Aufmüpfige Österreicher sind eine gute Nachricht

Aufmüpfige Österreicher sind eine gute Nachricht
Die Bevölkerung ist misstrauischer geworden. Das ist nicht schlimm, sondern ein Handlungsauftrag für Politiker.
Michael Hammerl

Michael Hammerl

Im ersten Reflex schrillen die Alarmglocken: Eine neue Studie von Meinungsforscher Peter Hajek zeigt, dass die Österreicher der politischen Elite misstrauen. Sie haben sich demnach seit den 1970ern von obrigkeitshörigen Untertanen zu "misstrauischen Staatsbürgern" gewandelt. Dieser misstrauische Staatsbürger attestiert sich selbst eine hohe politische Kompetenz  und sagt Politikern eher ungute Absichten nach.

Bei der Bundespräsidentschaftswahl schaffte es möglicherweise das eine oder andere Negativexemplar dieses Typus, der zuweilen unter chronischer Selbstüberschätzung zu leiden hat, auf den Stimmzettel. Kombiniert mit dem Bild des radikalisierten Bürgerlichen auf Corona-Demos muss man stark widerstehen, keine voreiligen Schlüsse über den Zustand im Lande zu ziehen. Die patscherten  und teils gefährlichen Aktionen der Klima-Klebeaktivisten runden das Bild des "besorgten Bürgers" und "Selberdenkers" ab, der vermeintlich jede politische Himmelsrichtung gekapert hat.

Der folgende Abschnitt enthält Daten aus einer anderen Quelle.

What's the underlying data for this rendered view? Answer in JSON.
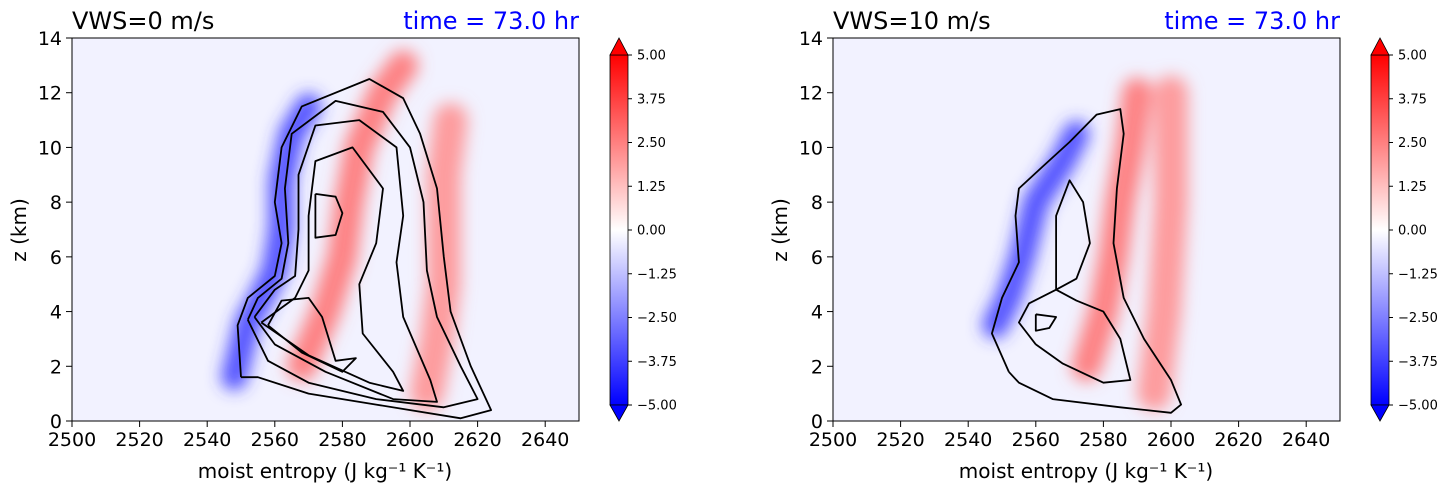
{
  "chart_data": [
    {
      "type": "heatmap",
      "title": "VWS=0 m/s",
      "time_label": "time = 73.0 hr",
      "xlabel": "moist entropy (J kg⁻¹ K⁻¹)",
      "ylabel": "z (km)",
      "xlim": [
        2500,
        2650
      ],
      "ylim": [
        0,
        14
      ],
      "x_ticks": [
        "2500",
        "2520",
        "2540",
        "2560",
        "2580",
        "2600",
        "2620",
        "2640"
      ],
      "y_ticks": [
        "0",
        "2",
        "4",
        "6",
        "8",
        "10",
        "12",
        "14"
      ],
      "colorbar": {
        "range": [
          -5,
          5
        ],
        "colormap": "bwr",
        "tick_labels": [
          "5.00",
          "3.75",
          "2.50",
          "1.25",
          "0.00",
          "−1.25",
          "−2.50",
          "−3.75",
          "−5.00"
        ]
      },
      "features": {
        "negative_core": [
          [
            2548,
            1.6
          ],
          [
            2552,
            3.6
          ],
          [
            2556,
            4.5
          ],
          [
            2560,
            5.5
          ],
          [
            2562,
            7
          ],
          [
            2562,
            8.8
          ],
          [
            2565,
            10.5
          ],
          [
            2570,
            11.5
          ]
        ],
        "positive_band_1": [
          [
            2568,
            2
          ],
          [
            2575,
            4
          ],
          [
            2580,
            6
          ],
          [
            2582,
            8
          ],
          [
            2585,
            10
          ],
          [
            2592,
            12
          ],
          [
            2598,
            13
          ]
        ],
        "positive_band_2": [
          [
            2605,
            1
          ],
          [
            2608,
            3
          ],
          [
            2610,
            5
          ],
          [
            2610,
            7
          ],
          [
            2610,
            9
          ],
          [
            2612,
            11
          ]
        ]
      },
      "contours": [
        [
          [
            2550,
            1.6
          ],
          [
            2549,
            3.5
          ],
          [
            2552,
            4.5
          ],
          [
            2560,
            5.3
          ],
          [
            2562,
            6.5
          ],
          [
            2560,
            8
          ],
          [
            2562,
            10
          ],
          [
            2568,
            11.5
          ],
          [
            2588,
            12.5
          ],
          [
            2598,
            11.8
          ],
          [
            2603,
            10.5
          ],
          [
            2608,
            8.5
          ],
          [
            2610,
            6
          ],
          [
            2612,
            4
          ],
          [
            2618,
            2
          ],
          [
            2624,
            0.4
          ],
          [
            2615,
            0.1
          ],
          [
            2590,
            0.6
          ],
          [
            2570,
            1
          ],
          [
            2555,
            1.6
          ],
          [
            2550,
            1.6
          ]
        ],
        [
          [
            2552,
            3.7
          ],
          [
            2555,
            4.5
          ],
          [
            2562,
            5.2
          ],
          [
            2564,
            6.5
          ],
          [
            2563,
            8.5
          ],
          [
            2565,
            10.5
          ],
          [
            2578,
            11.7
          ],
          [
            2592,
            11.3
          ],
          [
            2600,
            10
          ],
          [
            2604,
            8
          ],
          [
            2605,
            5.5
          ],
          [
            2608,
            3.8
          ],
          [
            2615,
            2
          ],
          [
            2620,
            0.8
          ],
          [
            2610,
            0.5
          ],
          [
            2590,
            0.8
          ],
          [
            2570,
            1.4
          ],
          [
            2558,
            2.2
          ],
          [
            2552,
            3.7
          ]
        ],
        [
          [
            2554,
            3.8
          ],
          [
            2560,
            4.8
          ],
          [
            2566,
            5.3
          ],
          [
            2567,
            7
          ],
          [
            2567,
            9
          ],
          [
            2572,
            10.8
          ],
          [
            2585,
            11
          ],
          [
            2596,
            10
          ],
          [
            2598,
            7.5
          ],
          [
            2596,
            5.8
          ],
          [
            2598,
            3.8
          ],
          [
            2606,
            1.5
          ],
          [
            2608,
            0.7
          ],
          [
            2595,
            0.8
          ],
          [
            2575,
            1.8
          ],
          [
            2560,
            2.8
          ],
          [
            2554,
            3.8
          ]
        ],
        [
          [
            2556,
            3.6
          ],
          [
            2566,
            4.5
          ],
          [
            2570,
            5.5
          ],
          [
            2570,
            7.5
          ],
          [
            2572,
            9.5
          ],
          [
            2583,
            10
          ],
          [
            2592,
            8.5
          ],
          [
            2590,
            6.5
          ],
          [
            2585,
            5
          ],
          [
            2586,
            3.2
          ],
          [
            2595,
            1.8
          ],
          [
            2598,
            1.1
          ],
          [
            2588,
            1.4
          ],
          [
            2570,
            2.4
          ],
          [
            2556,
            3.6
          ]
        ],
        [
          [
            2558,
            3.5
          ],
          [
            2562,
            4.4
          ],
          [
            2570,
            4.5
          ],
          [
            2574,
            3.8
          ],
          [
            2578,
            2.2
          ],
          [
            2584,
            2.3
          ],
          [
            2580,
            1.8
          ],
          [
            2568,
            2.5
          ],
          [
            2558,
            3.5
          ]
        ],
        [
          [
            2572,
            8.3
          ],
          [
            2578,
            8.2
          ],
          [
            2580,
            7.6
          ],
          [
            2578,
            6.8
          ],
          [
            2572,
            6.7
          ],
          [
            2572,
            7.5
          ],
          [
            2572,
            8.3
          ]
        ]
      ]
    },
    {
      "type": "heatmap",
      "title": "VWS=10 m/s",
      "time_label": "time = 73.0 hr",
      "xlabel": "moist entropy (J kg⁻¹ K⁻¹)",
      "ylabel": "z (km)",
      "xlim": [
        2500,
        2650
      ],
      "ylim": [
        0,
        14
      ],
      "x_ticks": [
        "2500",
        "2520",
        "2540",
        "2560",
        "2580",
        "2600",
        "2620",
        "2640"
      ],
      "y_ticks": [
        "0",
        "2",
        "4",
        "6",
        "8",
        "10",
        "12",
        "14"
      ],
      "colorbar": {
        "range": [
          -5,
          5
        ],
        "colormap": "bwr",
        "tick_labels": [
          "5.00",
          "3.75",
          "2.50",
          "1.25",
          "0.00",
          "−1.25",
          "−2.50",
          "−3.75",
          "−5.00"
        ]
      },
      "features": {
        "negative_core": [
          [
            2548,
            3.5
          ],
          [
            2552,
            4.5
          ],
          [
            2556,
            6
          ],
          [
            2560,
            8
          ],
          [
            2568,
            9.5
          ],
          [
            2572,
            10.5
          ]
        ],
        "positive_band_1": [
          [
            2575,
            2
          ],
          [
            2580,
            4
          ],
          [
            2583,
            6
          ],
          [
            2585,
            8
          ],
          [
            2588,
            10
          ],
          [
            2590,
            12
          ]
        ],
        "positive_band_2": [
          [
            2595,
            1
          ],
          [
            2598,
            4
          ],
          [
            2600,
            8
          ],
          [
            2600,
            12
          ]
        ]
      },
      "contours": [
        [
          [
            2552,
            1.8
          ],
          [
            2547,
            3.2
          ],
          [
            2550,
            4.5
          ],
          [
            2555,
            5.8
          ],
          [
            2554,
            7.5
          ],
          [
            2555,
            8.5
          ],
          [
            2562,
            9.3
          ],
          [
            2570,
            10.2
          ],
          [
            2578,
            11.2
          ],
          [
            2585,
            11.4
          ],
          [
            2586,
            10.5
          ],
          [
            2584,
            8.5
          ],
          [
            2583,
            6.5
          ],
          [
            2586,
            4.5
          ],
          [
            2592,
            3
          ],
          [
            2600,
            1.5
          ],
          [
            2603,
            0.6
          ],
          [
            2600,
            0.3
          ],
          [
            2585,
            0.5
          ],
          [
            2565,
            0.8
          ],
          [
            2555,
            1.4
          ],
          [
            2552,
            1.8
          ]
        ],
        [
          [
            2560,
            2.8
          ],
          [
            2555,
            3.6
          ],
          [
            2558,
            4.3
          ],
          [
            2566,
            4.8
          ],
          [
            2572,
            4.4
          ],
          [
            2580,
            4
          ],
          [
            2585,
            3
          ],
          [
            2588,
            1.5
          ],
          [
            2580,
            1.4
          ],
          [
            2568,
            2.1
          ],
          [
            2560,
            2.8
          ]
        ],
        [
          [
            2566,
            4.8
          ],
          [
            2566,
            6
          ],
          [
            2566,
            7.5
          ],
          [
            2570,
            8.8
          ],
          [
            2574,
            8
          ],
          [
            2576,
            6.5
          ],
          [
            2572,
            5.2
          ],
          [
            2566,
            4.8
          ]
        ],
        [
          [
            2560,
            3.9
          ],
          [
            2560,
            3.3
          ],
          [
            2564,
            3.4
          ],
          [
            2566,
            3.8
          ],
          [
            2560,
            3.9
          ]
        ]
      ]
    }
  ]
}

Aber das ist ein Trugschluss: Die autoritären Tendenzen haben in Österreich seit den 1990ern kaum zugenommen, 84 Prozent stehen hinter der Demokratie. Infolge von Finanz-, Migrations-, Gesundheits- und Teuerungskrisen ist das eine erfreuliche Nachricht. Dass die Bürger selbstbewusster geworden sind, liegt zudem an mehreren Positivfaktoren. In den vergangenen fünf Jahrzehnten hat sich viel zum Guten gewandelt: unabhängige Medien statt Parteizeitungen und Rot-Schwarz-Funk, digitaler Wandel und nicht zuletzt höhere Bildungsstandards.

Und einen großen Teil des Vertrauensverlustes muss sich die Politik auch selbst zuschreiben. Gegenseitige Negativkampagnen der einst staatstragenden Großparteien bereiten der FPÖ wieder einmal ein Umfragehoch. Geheime Abmachungen über Spitzenjobs sind im Jahrhundert der digitalen Transparenz eine naive Chupze – da sowieso nichts geheim bleibt. Und ein absolutes Negativspeispiel für falsche Prioritätensetzung bot zuletzt die Kärntner Landes-SPÖ. Sie wollte ein Wörterbuch für "diskriminierungsfreie Amtssprache" einführen, das den Sprachgebrauch einer 99-prozentigen Mehrheitsbevölkerung infrage gestellt hätte.

So gesehen: Mehr Miteinander, Transparenz und klare Lösungen braucht das Land. Die Basis ist kritischer geworden, aber sie ist stabil.